REPUBLIKA.CO.ID, JAKARTA – Berbagai perilaku curang dilakukan manusia untuk mengelabui hukum. Satu di antara perbuatan curang untuk mengelabui hukum adalah pura-pura masuk Islam menjadi mualaf untuk bisa menikahi pasangan beda agama.
Sebagaimana diketahui, larangan nikah beda agama sejatinya telah dilarang secara tegas dalam Surat Edaran Mahkamah Agung (SEMA) Nomor 2 Tahun 2023 dan Fatwa Majelis Ulama Indonesia (MUI) VIII/16/Ijtima Ulama/VIII/2024. Untuk mengelabui hukum pelarangan ini, ada orang yang rela pura-pura memeluk Islam, pura-pura beriman kepada Allah SWT dan Rasul-Nya.
Menanggapi hal tersebut, Ketua Majelis Ulama Indonesia (MUI) Bidang Fatwa, KH Asrorun Ni’am Sholeh menegaskan bahwa nikahnya tidak sah jika ada orang pura-pura memeluk Islam agar bisa menikahi pasangan Muslim.
"Nikahnya enggak sah, itu masuk penipuan, dan hukumnya haram," kata Kiai Niam kepada Republika.co.id, Rabu (31/7/2024).
Kiai Niam menjelaskan, pernikahan itu ibadah, harus dilakukan sesuai dengan ketentuan agama. Untuk tujuan membangun keluarga yang sakinah penuh cinta kasih.
"Bagaimana mungkin tujuan pernikahan dapat tercapai kalau prosesnya sudah dilakukan dengan melanggar hukum, penipuan, pemalsuan dan tipu muslihat," ujar Kiai Niam.
Sebelumnya, diberitakan Republika.co.id pada Selasa (30/7/2024), Mahasiswa Magister UIN Sunan Kalijaga Yogyakarta, Andre Afrilian mengungkap praktik untuk mensiasati larangan kawin beda agama yang berlaku di sejumlah masyarakat.
Hal itu dia ungkap saat memaparkan kajiannya dalam perhelatan Annual Conference on Fatwa MUI Studies (ANCF) 2024 yang digelar MUI di Jakarta, Sabtu (27/7/2024) lalu.
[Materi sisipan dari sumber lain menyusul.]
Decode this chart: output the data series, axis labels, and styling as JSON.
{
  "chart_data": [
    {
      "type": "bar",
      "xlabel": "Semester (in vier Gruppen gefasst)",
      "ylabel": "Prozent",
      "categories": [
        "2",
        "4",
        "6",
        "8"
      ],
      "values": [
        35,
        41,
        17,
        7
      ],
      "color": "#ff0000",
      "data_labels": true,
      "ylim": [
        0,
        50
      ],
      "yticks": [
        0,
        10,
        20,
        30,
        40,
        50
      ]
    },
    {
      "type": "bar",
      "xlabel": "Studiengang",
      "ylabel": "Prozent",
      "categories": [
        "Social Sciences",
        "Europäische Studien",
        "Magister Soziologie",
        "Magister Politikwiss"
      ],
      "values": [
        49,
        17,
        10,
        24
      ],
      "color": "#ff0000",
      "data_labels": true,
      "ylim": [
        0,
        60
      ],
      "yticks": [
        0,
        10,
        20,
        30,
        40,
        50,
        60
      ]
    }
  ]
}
Andre mengatakan, SEMA tersebut menekankan kepada para hakim untuk tidak mengabulkan ke pengadilan agama maupun pengadilan negeri.
Baca juga: Lantas Benarkah Kakek Habib Luthfi Bin Yahya Pekalongan Termasuk Pendiri NU?
"Jadi selama ini, perkawinan beda agama itu memang sudah dilarang di Undang-undang Pernikahan Tahun 1974 Ayat 2 Pasal 1 yang menjelaskan bahwa pernikahan yang sah itu dilakukan berdasarkan agama dan kepercayaan masing-masing," kata Andre, dikutip dari laman resmi MUI, Selasa (30/7/2024).
Namun pada praktiknya, ada saja pasangan beda agama yang akan menikah ini mengambil jalur alternatif melalui mualaf temporer. Selain itu, kerap kali melakukannya dengan menikah dan dicatat di luar negeri, kemudian pulang ke Indonesia, baru dicatat.
"Kalau seandainya perkawinan dilakukan di luar negeri dan perkawinan itu dicatat di luar negeri, itu bisa dikonversi ke pencatatan di Indonesia," ujarnya.
Andre mengungkapkan, praktik terselubung tersebut biasanya dilakukan oleh pelaku yang memiliki banyak uang. Sementara bagi kelas menangah maupun kelas bawah, melakukan aksi terselubung itu dengan pindah agama.
Menurut Andre, perilaku tersebut sangat tidak etis dan mempermainkan agama. Sebagai Alumni UIN Malang, Andre melihat banyak kasus tersebut terjadi Kabupaten Malang.